Previously I've made them with 1 tbsp coconut oil, but today I decided to do a no-added oil version and replaced the coconut oil with 1 tbsp of applesauce. I don't actually taste any difference or see any difference in texture or structure without the oil, so it works well.
You can add whatever dried fruit you like to them - today I used dried currants, but I particularly like dried cranberries in them, or you can use nuts instead or just omit it and make them plain. Such flexibility! And this time I also added some ground flaxseeds too, for added fiber.
So here is the recipe - in one version - for you to play with and enjoy:
Gluten free oatcakes - makes 14 oatcakes
225g gluten free old fashioned rolled oats (2 cups)

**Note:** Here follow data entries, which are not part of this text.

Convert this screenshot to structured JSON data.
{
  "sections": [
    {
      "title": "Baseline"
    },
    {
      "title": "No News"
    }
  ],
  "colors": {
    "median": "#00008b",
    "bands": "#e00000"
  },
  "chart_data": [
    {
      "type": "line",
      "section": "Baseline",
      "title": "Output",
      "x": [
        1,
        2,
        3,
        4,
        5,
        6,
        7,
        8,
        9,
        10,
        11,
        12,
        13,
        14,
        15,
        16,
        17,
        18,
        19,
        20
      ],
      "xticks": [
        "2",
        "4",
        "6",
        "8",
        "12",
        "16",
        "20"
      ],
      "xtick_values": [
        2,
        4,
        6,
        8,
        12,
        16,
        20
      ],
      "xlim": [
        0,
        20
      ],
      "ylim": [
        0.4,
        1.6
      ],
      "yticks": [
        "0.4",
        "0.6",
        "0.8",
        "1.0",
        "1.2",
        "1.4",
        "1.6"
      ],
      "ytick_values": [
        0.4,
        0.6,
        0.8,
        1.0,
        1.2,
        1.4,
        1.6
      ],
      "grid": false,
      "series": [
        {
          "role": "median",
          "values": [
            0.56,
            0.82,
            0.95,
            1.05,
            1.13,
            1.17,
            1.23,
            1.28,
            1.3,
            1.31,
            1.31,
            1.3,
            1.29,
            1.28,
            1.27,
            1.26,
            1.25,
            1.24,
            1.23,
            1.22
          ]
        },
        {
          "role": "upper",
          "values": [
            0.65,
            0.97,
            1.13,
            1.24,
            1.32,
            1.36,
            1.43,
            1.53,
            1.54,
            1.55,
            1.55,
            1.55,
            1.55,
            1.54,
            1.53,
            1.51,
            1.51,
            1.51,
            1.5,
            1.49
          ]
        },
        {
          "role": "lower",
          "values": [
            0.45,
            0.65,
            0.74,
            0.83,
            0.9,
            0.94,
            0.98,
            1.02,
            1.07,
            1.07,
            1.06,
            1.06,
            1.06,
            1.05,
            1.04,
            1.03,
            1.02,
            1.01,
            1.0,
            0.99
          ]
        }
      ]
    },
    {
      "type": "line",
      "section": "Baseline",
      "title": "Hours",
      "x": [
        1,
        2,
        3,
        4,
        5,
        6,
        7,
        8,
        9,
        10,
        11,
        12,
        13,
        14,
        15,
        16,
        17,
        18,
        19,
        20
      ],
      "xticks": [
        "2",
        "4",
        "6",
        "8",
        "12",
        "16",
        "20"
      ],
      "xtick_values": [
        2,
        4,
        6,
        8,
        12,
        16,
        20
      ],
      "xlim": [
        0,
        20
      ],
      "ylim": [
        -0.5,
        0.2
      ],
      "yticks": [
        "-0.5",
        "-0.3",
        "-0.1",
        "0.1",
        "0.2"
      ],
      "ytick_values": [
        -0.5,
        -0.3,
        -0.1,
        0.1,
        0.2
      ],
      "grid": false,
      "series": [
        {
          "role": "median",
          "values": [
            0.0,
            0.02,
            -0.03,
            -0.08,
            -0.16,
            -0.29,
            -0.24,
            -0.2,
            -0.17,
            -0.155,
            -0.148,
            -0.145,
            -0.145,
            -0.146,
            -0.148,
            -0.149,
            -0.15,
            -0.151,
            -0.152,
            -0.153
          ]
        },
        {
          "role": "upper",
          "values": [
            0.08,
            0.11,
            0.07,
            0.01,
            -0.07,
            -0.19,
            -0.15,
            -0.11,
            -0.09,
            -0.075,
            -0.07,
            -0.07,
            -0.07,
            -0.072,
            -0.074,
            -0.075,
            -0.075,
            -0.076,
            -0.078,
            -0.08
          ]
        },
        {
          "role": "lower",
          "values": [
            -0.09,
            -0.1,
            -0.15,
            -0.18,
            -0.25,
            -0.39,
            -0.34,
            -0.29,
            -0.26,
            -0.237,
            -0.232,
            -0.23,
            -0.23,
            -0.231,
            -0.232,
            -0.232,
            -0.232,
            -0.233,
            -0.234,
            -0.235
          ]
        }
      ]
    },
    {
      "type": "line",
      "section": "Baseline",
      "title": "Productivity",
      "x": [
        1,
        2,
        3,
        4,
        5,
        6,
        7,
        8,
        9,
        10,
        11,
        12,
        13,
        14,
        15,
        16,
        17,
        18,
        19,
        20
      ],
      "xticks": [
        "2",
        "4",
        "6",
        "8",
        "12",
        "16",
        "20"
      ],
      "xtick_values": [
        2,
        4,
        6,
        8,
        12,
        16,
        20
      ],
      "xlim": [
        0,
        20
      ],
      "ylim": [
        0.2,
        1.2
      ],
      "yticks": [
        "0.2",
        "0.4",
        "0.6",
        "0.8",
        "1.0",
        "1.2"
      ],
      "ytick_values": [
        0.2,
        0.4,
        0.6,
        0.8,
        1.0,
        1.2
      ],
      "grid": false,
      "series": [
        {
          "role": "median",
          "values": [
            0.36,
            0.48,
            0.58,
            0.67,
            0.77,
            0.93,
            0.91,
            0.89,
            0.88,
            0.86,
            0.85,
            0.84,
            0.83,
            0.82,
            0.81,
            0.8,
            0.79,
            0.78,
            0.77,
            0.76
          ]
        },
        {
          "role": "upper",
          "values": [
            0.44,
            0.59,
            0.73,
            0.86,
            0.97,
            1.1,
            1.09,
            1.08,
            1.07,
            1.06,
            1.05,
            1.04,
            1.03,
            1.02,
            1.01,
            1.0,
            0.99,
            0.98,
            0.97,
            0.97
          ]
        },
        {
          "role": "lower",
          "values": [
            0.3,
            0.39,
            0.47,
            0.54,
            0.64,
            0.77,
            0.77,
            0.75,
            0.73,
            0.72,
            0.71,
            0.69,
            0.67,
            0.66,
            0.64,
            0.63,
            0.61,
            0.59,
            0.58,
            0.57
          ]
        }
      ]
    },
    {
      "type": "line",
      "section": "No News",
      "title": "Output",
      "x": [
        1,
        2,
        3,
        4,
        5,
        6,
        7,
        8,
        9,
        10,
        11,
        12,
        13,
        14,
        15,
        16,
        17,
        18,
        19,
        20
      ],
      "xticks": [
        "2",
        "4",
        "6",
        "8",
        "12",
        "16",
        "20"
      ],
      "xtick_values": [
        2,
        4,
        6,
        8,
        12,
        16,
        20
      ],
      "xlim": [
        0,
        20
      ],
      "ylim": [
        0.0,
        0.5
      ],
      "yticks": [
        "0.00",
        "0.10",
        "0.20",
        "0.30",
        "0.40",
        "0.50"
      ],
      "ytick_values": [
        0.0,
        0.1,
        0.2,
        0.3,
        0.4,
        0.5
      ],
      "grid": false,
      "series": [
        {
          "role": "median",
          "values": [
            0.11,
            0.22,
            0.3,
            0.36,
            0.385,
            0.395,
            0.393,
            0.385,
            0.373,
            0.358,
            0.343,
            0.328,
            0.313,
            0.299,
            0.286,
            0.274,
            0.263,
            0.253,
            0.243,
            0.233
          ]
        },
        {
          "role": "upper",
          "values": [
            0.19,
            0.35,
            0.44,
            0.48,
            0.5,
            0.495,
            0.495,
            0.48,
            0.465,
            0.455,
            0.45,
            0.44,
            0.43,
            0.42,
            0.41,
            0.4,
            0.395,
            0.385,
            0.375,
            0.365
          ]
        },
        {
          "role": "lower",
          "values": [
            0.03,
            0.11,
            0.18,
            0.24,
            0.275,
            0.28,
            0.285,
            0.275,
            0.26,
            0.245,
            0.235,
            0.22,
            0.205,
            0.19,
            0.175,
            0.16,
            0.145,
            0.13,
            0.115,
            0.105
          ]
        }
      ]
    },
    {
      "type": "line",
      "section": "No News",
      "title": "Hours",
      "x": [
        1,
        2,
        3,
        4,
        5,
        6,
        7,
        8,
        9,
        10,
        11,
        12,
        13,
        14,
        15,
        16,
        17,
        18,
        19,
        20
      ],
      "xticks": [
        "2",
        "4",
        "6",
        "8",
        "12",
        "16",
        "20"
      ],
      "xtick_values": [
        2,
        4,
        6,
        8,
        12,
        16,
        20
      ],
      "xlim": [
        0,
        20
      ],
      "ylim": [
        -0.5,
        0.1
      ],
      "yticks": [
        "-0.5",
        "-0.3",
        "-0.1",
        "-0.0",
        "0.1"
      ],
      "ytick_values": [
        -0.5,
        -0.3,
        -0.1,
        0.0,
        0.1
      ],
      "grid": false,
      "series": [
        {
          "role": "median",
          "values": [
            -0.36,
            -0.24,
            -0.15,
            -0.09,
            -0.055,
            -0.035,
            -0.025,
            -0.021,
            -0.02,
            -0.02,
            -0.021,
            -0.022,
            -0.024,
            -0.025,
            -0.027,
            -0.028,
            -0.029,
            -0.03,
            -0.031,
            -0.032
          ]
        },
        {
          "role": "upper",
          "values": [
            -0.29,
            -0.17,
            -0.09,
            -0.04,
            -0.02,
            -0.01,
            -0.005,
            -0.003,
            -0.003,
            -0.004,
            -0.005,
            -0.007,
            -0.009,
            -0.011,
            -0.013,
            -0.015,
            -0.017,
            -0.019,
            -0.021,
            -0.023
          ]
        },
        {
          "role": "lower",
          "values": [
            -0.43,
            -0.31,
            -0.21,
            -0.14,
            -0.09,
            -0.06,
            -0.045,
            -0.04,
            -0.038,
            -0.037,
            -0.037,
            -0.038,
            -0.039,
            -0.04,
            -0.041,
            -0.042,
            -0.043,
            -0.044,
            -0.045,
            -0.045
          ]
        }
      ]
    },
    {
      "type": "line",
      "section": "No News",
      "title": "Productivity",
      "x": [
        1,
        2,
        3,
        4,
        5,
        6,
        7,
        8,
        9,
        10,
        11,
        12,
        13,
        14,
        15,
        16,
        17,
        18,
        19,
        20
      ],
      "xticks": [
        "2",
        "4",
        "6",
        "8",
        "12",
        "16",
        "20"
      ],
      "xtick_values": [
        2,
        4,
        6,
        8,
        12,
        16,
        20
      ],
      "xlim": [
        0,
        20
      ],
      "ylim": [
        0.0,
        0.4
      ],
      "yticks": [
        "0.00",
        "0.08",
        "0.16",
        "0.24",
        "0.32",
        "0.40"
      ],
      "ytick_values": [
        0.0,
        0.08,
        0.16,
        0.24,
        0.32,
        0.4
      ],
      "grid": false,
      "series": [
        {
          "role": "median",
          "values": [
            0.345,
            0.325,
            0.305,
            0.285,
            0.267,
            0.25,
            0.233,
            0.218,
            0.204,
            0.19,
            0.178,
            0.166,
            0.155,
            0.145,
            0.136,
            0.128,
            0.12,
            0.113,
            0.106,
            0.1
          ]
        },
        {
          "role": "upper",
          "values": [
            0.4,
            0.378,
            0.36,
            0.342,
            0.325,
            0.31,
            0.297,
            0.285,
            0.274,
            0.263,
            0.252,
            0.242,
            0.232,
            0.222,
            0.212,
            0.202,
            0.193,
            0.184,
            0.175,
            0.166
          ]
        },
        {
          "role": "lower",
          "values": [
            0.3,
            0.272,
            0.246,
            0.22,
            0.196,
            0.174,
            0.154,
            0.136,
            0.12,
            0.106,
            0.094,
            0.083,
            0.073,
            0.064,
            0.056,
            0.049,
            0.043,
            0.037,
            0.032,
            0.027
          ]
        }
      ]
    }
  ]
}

1/2 teaspoon baking soda/bicarbonate of soda
1/2 teaspoon salt
25g dried currants (1/8 cup)
1 tbsp ground flaxseed
1 tbsp unsweetened applesauce
150 ml warm water (3/4 cup)
Heat the oven to 350F/180C.
Put the oats, baking soda and salt in a bowl and mix well. Stir in the currants and flaxseed.
In a separate bowl or jug, mix the warm water with the applesauce.
Make a well in the center of the oat mixture and pour in the liquid. Mix, until it comes together. It will seem wet to start with but the oats will absorb the water to give a dough.
Lightly dust the work surface with gluten free flour or ground up oats. Tip out the dough and roll to approx 5mm thick. Use a small cutter to cut out the oatcakes. Re roll any trimmings and continue to cut out oatcakes until all the dough it used. (Cut oatcakes can be frozen, uncooked for up to a month. Freeze flat before packing in bags).
Place the oatcakes on lined baking sheets. Bake for 20 minutes, turning the oatcakes every 5 - 6 minutes or so, to stop them from steaming and going soggy.
Cool and enjoy! Let me know if you make them.